Ее только что установили, и она еще не вошла в состояние «покоя». Бег времени ощущался ею как хождение людей (технического персонала и рабочих, охранников) вокруг нее — как нечто, что движется вперед, не касаясь ее. Но она знала, что открытие выставки еще не состоялось, потому что софиты были мертвы.
В один прекрасный момент в проходе для публики появилась какая-то фигура, перепрыгнула оградительный шнур и направилась к подиуму. За ней — свита из ног. Происходило что-то важное. Два темных ботинка встали рядом с ее затвердевшими от краски бедрами. Она снова услышала далекий низкий голос, правильный испанский с отзвуками похоронного колокола:
— Все время смотрись в зеркало.
Приказ был словно удар током. Конечно, она повиновалась.
Значит, правда, что Мэтр в последний раз проверяет все свои картины, как сказал ей Герардо. Тень двигалась от фигуры к фигуре, дала наставления и Старцам, хотя Клара не смогла их расслышать. Потом ботинки вернулись — странные лаковые звери, загадочные акулы с гуталиновыми мордами, направленные на ее тело. Маленькая заминка, полуоборот. Осталось эхо. Наконец, завороженная тишина.
Она, не отрывая глаз, смотрелась в эту далекую камею с нарисованным лицом.
17:30
Тьма уже была кромешной.
— А что теперь? — нервно спросил Босх, не сводя глаз с монитора. — Почему они не зажигают эти чертовы лампы?

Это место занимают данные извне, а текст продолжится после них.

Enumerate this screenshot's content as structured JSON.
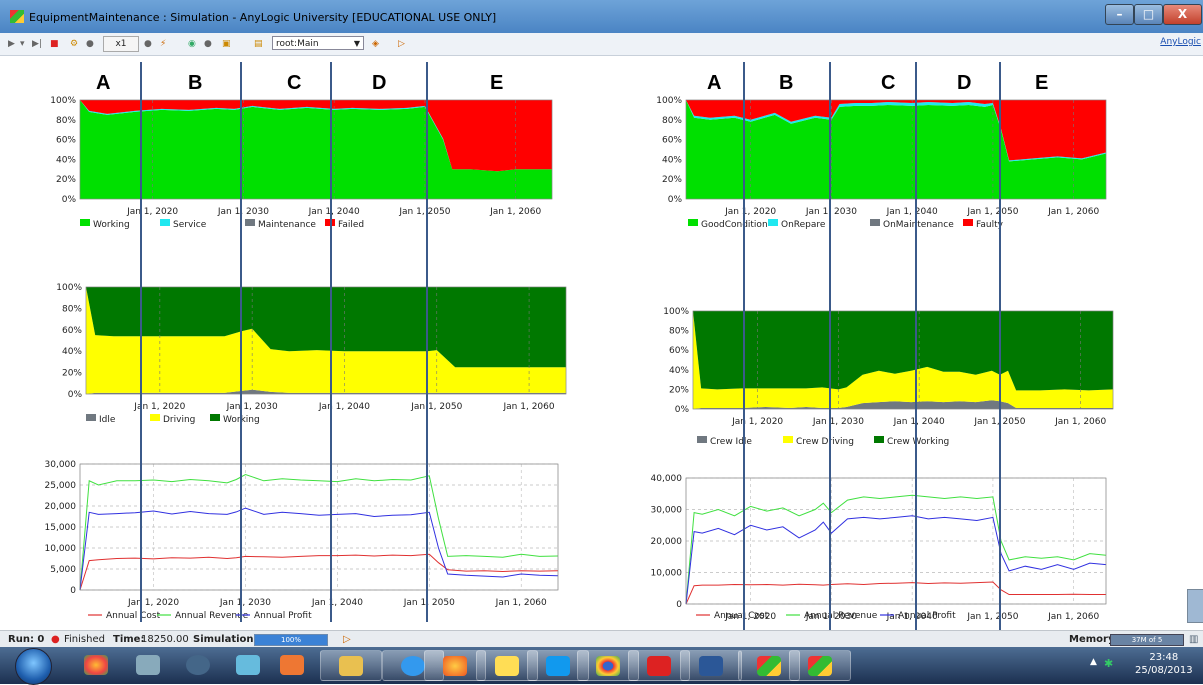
{
  "window": {
    "title": "EquipmentMaintenance : Simulation - AnyLogic University  [EDUCATIONAL USE ONLY]",
    "controls": {
      "minimize": "–",
      "maximize": "□",
      "close": "X"
    }
  },
  "toolbar": {
    "speed": "x1",
    "root_select": "root:Main",
    "anylogic_link": "AnyLogic"
  },
  "zones": [
    "A",
    "B",
    "C",
    "D",
    "E"
  ],
  "colors": {
    "working": "#00e000",
    "service": "#20e8f0",
    "maintenance": "#707880",
    "failed": "#ff0000",
    "driving": "#ffff00",
    "crew_working": "#007800",
    "cost": "#e03030",
    "revenue": "#40e040",
    "profit": "#3030e0"
  },
  "status": {
    "run": "Run: 0",
    "state": "Finished",
    "time_label": "Time:",
    "time_value": "18250.00",
    "sim_label": "Simulation:",
    "sim_progress": "100%",
    "memory_label": "Memory:",
    "memory_value": "37M of 5"
  },
  "taskbar": {
    "time": "23:48",
    "date": "25/08/2013"
  },
  "chart_data": [
    {
      "type": "area",
      "stacked": true,
      "x": [
        2012,
        2013,
        2015,
        2018,
        2021,
        2024,
        2027,
        2029,
        2031,
        2034,
        2037,
        2040,
        2042,
        2045,
        2048,
        2050,
        2052,
        2053,
        2055,
        2058,
        2060,
        2062,
        2064
      ],
      "series": [
        {
          "name": "Working",
          "color": "#00e000",
          "values": [
            100,
            88,
            85,
            88,
            90,
            89,
            91,
            90,
            93,
            90,
            92,
            90,
            91,
            90,
            91,
            93,
            60,
            30,
            30,
            28,
            30,
            30,
            30
          ]
        },
        {
          "name": "Service",
          "color": "#20e8f0",
          "values": [
            0,
            1,
            1,
            1,
            1,
            1,
            1,
            1,
            1,
            1,
            1,
            1,
            1,
            1,
            1,
            1,
            1,
            0,
            0,
            0,
            0,
            0,
            0
          ]
        },
        {
          "name": "Maintenance",
          "color": "#707880",
          "values": [
            0,
            0,
            0,
            0,
            0,
            0,
            0,
            0,
            0,
            0,
            0,
            0,
            0,
            0,
            0,
            0,
            0,
            0,
            0,
            0,
            0,
            0,
            0
          ]
        },
        {
          "name": "Failed",
          "color": "#ff0000",
          "values": [
            0,
            11,
            14,
            11,
            9,
            10,
            8,
            9,
            6,
            9,
            7,
            9,
            8,
            9,
            8,
            6,
            39,
            70,
            70,
            72,
            70,
            70,
            70
          ]
        }
      ],
      "yticks": [
        "0%",
        "20%",
        "40%",
        "60%",
        "80%",
        "100%"
      ],
      "xticks": [
        "Jan 1, 2020",
        "Jan 1, 2030",
        "Jan 1, 2040",
        "Jan 1, 2050",
        "Jan 1, 2060"
      ],
      "ylim": [
        0,
        100
      ],
      "xlim": [
        2012,
        2064
      ]
    },
    {
      "type": "area",
      "stacked": true,
      "x": [
        2012,
        2013,
        2015,
        2018,
        2021,
        2024,
        2027,
        2029,
        2030,
        2032,
        2034,
        2037,
        2040,
        2043,
        2046,
        2049,
        2050,
        2052,
        2055,
        2058,
        2061,
        2064
      ],
      "series": [
        {
          "name": "Idle",
          "color": "#707880",
          "values": [
            0,
            1,
            1,
            1,
            1,
            1,
            1,
            3,
            4,
            2,
            1,
            1,
            1,
            1,
            1,
            1,
            1,
            1,
            1,
            1,
            1,
            1
          ]
        },
        {
          "name": "Driving",
          "color": "#ffff00",
          "values": [
            100,
            54,
            53,
            53,
            53,
            53,
            53,
            56,
            57,
            40,
            39,
            40,
            39,
            39,
            39,
            39,
            40,
            24,
            24,
            24,
            24,
            24
          ]
        },
        {
          "name": "Working",
          "color": "#007800",
          "values": [
            0,
            45,
            46,
            46,
            46,
            46,
            46,
            41,
            39,
            58,
            60,
            59,
            60,
            60,
            60,
            60,
            59,
            75,
            75,
            75,
            75,
            75
          ]
        }
      ],
      "yticks": [
        "0%",
        "20%",
        "40%",
        "60%",
        "80%",
        "100%"
      ],
      "xticks": [
        "Jan 1, 2020",
        "Jan 1, 2030",
        "Jan 1, 2040",
        "Jan 1, 2050",
        "Jan 1, 2060"
      ],
      "ylim": [
        0,
        100
      ],
      "xlim": [
        2012,
        2064
      ]
    },
    {
      "type": "line",
      "x": [
        2012,
        2013,
        2014,
        2016,
        2018,
        2020,
        2022,
        2024,
        2026,
        2028,
        2029,
        2030,
        2032,
        2034,
        2036,
        2038,
        2040,
        2042,
        2044,
        2046,
        2048,
        2050,
        2051,
        2052,
        2054,
        2056,
        2058,
        2060,
        2062,
        2064
      ],
      "series": [
        {
          "name": "Annual Cost",
          "color": "#e03030",
          "values": [
            0,
            7000,
            7200,
            7500,
            7600,
            7400,
            7700,
            7600,
            7800,
            7500,
            7700,
            8000,
            7900,
            7800,
            8000,
            8200,
            8200,
            8300,
            8100,
            8300,
            8200,
            8500,
            6500,
            4800,
            4500,
            4600,
            4400,
            4600,
            4500,
            4600
          ]
        },
        {
          "name": "Annual Revenue",
          "color": "#40e040",
          "values": [
            0,
            26000,
            25000,
            26000,
            26000,
            26200,
            25800,
            26300,
            26000,
            25500,
            26300,
            27500,
            26000,
            26500,
            26200,
            26000,
            25800,
            26500,
            26000,
            26300,
            26200,
            27200,
            17000,
            8000,
            8200,
            8000,
            7800,
            8500,
            8000,
            8100
          ]
        },
        {
          "name": "Annual Profit",
          "color": "#3030e0",
          "values": [
            0,
            18500,
            18000,
            18200,
            18400,
            18800,
            18100,
            18700,
            18200,
            18000,
            18600,
            19500,
            18000,
            18500,
            18200,
            17800,
            18000,
            18200,
            17500,
            17800,
            17900,
            18500,
            10000,
            3800,
            3500,
            3300,
            3100,
            3800,
            3500,
            3400
          ]
        }
      ],
      "yticks": [
        "0",
        "5,000",
        "10,000",
        "15,000",
        "20,000",
        "25,000",
        "30,000"
      ],
      "xticks": [
        "Jan 1, 2020",
        "Jan 1, 2030",
        "Jan 1, 2040",
        "Jan 1, 2050",
        "Jan 1, 2060"
      ],
      "ylim": [
        0,
        30000
      ],
      "xlim": [
        2012,
        2064
      ]
    },
    {
      "type": "area",
      "stacked": true,
      "x": [
        2012,
        2013,
        2015,
        2018,
        2020,
        2023,
        2025,
        2026,
        2028,
        2030,
        2031,
        2033,
        2035,
        2037,
        2040,
        2042,
        2045,
        2047,
        2049,
        2050,
        2051,
        2052,
        2055,
        2058,
        2061,
        2064
      ],
      "series": [
        {
          "name": "GoodCondition",
          "color": "#00e000",
          "values": [
            100,
            82,
            80,
            82,
            78,
            85,
            76,
            78,
            82,
            80,
            93,
            94,
            94,
            95,
            94,
            95,
            94,
            95,
            93,
            95,
            70,
            38,
            40,
            42,
            40,
            46
          ]
        },
        {
          "name": "OnRepare",
          "color": "#20e8f0",
          "values": [
            0,
            2,
            2,
            2,
            2,
            2,
            2,
            2,
            2,
            2,
            3,
            3,
            3,
            3,
            3,
            3,
            3,
            3,
            3,
            2,
            1,
            1,
            1,
            1,
            1,
            1
          ]
        },
        {
          "name": "OnMaintenance",
          "color": "#707880",
          "values": [
            0,
            0,
            0,
            0,
            0,
            0,
            0,
            0,
            0,
            0,
            0,
            0,
            0,
            0,
            0,
            0,
            0,
            0,
            0,
            0,
            0,
            0,
            0,
            0,
            0,
            0
          ]
        },
        {
          "name": "Faulty",
          "color": "#ff0000",
          "values": [
            0,
            16,
            18,
            16,
            20,
            13,
            22,
            20,
            16,
            18,
            4,
            3,
            3,
            2,
            3,
            2,
            3,
            2,
            4,
            3,
            29,
            61,
            59,
            57,
            59,
            53
          ]
        }
      ],
      "yticks": [
        "0%",
        "20%",
        "40%",
        "60%",
        "80%",
        "100%"
      ],
      "xticks": [
        "Jan 1, 2020",
        "Jan 1, 2030",
        "Jan 1, 2040",
        "Jan 1, 2050",
        "Jan 1, 2060"
      ],
      "ylim": [
        0,
        100
      ],
      "xlim": [
        2012,
        2064
      ]
    },
    {
      "type": "area",
      "stacked": true,
      "x": [
        2012,
        2013,
        2015,
        2018,
        2021,
        2024,
        2026,
        2028,
        2030,
        2031,
        2033,
        2035,
        2037,
        2039,
        2041,
        2043,
        2045,
        2047,
        2049,
        2050,
        2051,
        2052,
        2055,
        2058,
        2061,
        2064
      ],
      "series": [
        {
          "name": "Crew Idle",
          "color": "#707880",
          "values": [
            0,
            1,
            1,
            1,
            2,
            1,
            2,
            1,
            1,
            2,
            6,
            7,
            8,
            7,
            8,
            7,
            8,
            7,
            9,
            8,
            6,
            1,
            1,
            1,
            1,
            1
          ]
        },
        {
          "name": "Crew Driving",
          "color": "#ffff00",
          "values": [
            100,
            20,
            19,
            20,
            19,
            20,
            19,
            21,
            19,
            20,
            29,
            32,
            28,
            32,
            35,
            31,
            30,
            28,
            30,
            27,
            33,
            18,
            18,
            19,
            18,
            19
          ]
        },
        {
          "name": "Crew Working",
          "color": "#007800",
          "values": [
            0,
            79,
            80,
            79,
            79,
            79,
            79,
            78,
            80,
            78,
            65,
            61,
            64,
            61,
            57,
            62,
            62,
            65,
            61,
            65,
            61,
            81,
            81,
            80,
            81,
            80
          ]
        }
      ],
      "yticks": [
        "0%",
        "20%",
        "40%",
        "60%",
        "80%",
        "100%"
      ],
      "xticks": [
        "Jan 1, 2020",
        "Jan 1, 2030",
        "Jan 1, 2040",
        "Jan 1, 2050",
        "Jan 1, 2060"
      ],
      "ylim": [
        0,
        100
      ],
      "xlim": [
        2012,
        2064
      ]
    },
    {
      "type": "line",
      "x": [
        2012,
        2013,
        2014,
        2016,
        2018,
        2020,
        2022,
        2024,
        2026,
        2028,
        2029,
        2030,
        2032,
        2034,
        2036,
        2038,
        2040,
        2042,
        2044,
        2046,
        2048,
        2050,
        2051,
        2052,
        2054,
        2056,
        2058,
        2060,
        2062,
        2064
      ],
      "series": [
        {
          "name": "Annual Cost",
          "color": "#e03030",
          "values": [
            0,
            5800,
            6000,
            6000,
            6200,
            6100,
            6200,
            6000,
            6300,
            6100,
            6000,
            6200,
            6400,
            6200,
            6500,
            6600,
            6800,
            6500,
            6700,
            6600,
            6800,
            7000,
            4500,
            3000,
            3000,
            3000,
            3000,
            3100,
            3000,
            3000
          ]
        },
        {
          "name": "Annual Revenue",
          "color": "#40e040",
          "values": [
            0,
            29000,
            28500,
            30000,
            28000,
            31000,
            29500,
            30500,
            28000,
            30000,
            32000,
            29000,
            33000,
            34000,
            33500,
            34000,
            34500,
            34000,
            33500,
            34000,
            33500,
            34000,
            20000,
            14000,
            15000,
            14500,
            15000,
            14000,
            16000,
            15500
          ]
        },
        {
          "name": "Annual Profit",
          "color": "#3030e0",
          "values": [
            0,
            23000,
            22500,
            24000,
            22000,
            25000,
            23500,
            24500,
            21000,
            23500,
            26000,
            22500,
            27000,
            27500,
            27000,
            27500,
            28000,
            27000,
            27500,
            27000,
            26500,
            27500,
            16000,
            10500,
            12000,
            11000,
            12500,
            11000,
            13000,
            12500
          ]
        }
      ],
      "yticks": [
        "0",
        "10,000",
        "20,000",
        "30,000",
        "40,000"
      ],
      "xticks": [
        "Jan 1, 2020",
        "Jan 1, 2030",
        "Jan 1, 2040",
        "Jan 1, 2050",
        "Jan 1, 2060"
      ],
      "ylim": [
        0,
        40000
      ],
      "xlim": [
        2012,
        2064
      ]
    }
  ]
}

— Ждут, пока ван Тисх даст приказ, — откликнулась Никки.
— Уже сейчас, — сказал Остербрук.
Все повернулись к его монитору. Из группы людей выделялась одна фигура, неподвижно стоявшая спиной к камере. Прямые молнии фонарей стремительно выхватывали ее из тьмы.
— Великий такой деятель, — пробурчал Рональд, пожирая экран с тем же жадным волнением, с которым он отдавал должное пончикам.
Всякий момент требует особых декораций, подумал Босх. Они живут в мире, где ценные вещи стали торжественными. А во всякой торжественности есть декорации, и ритуал, и высокие гости, рассевшиеся на трибунах, на глазах у раскрывшей рты зачарованной публики. Ничего нельзя сделать просто так: необходимо определенное количество артистизма, некая доля искусства. Почему не взять и не зажечь софиты? Почему не впустить публику? В конце концов, это вопрос нажатия обычной кнопки. Но нет. Момент был торжественным. Он должен быть запечатлен, закреплен, записан, увековечен. Без медлительности не обойтись.
— Его фотографируют, — заметила Никки, опершись подбородком на руки. Босх заметил в ее голосе мечтательную нотку.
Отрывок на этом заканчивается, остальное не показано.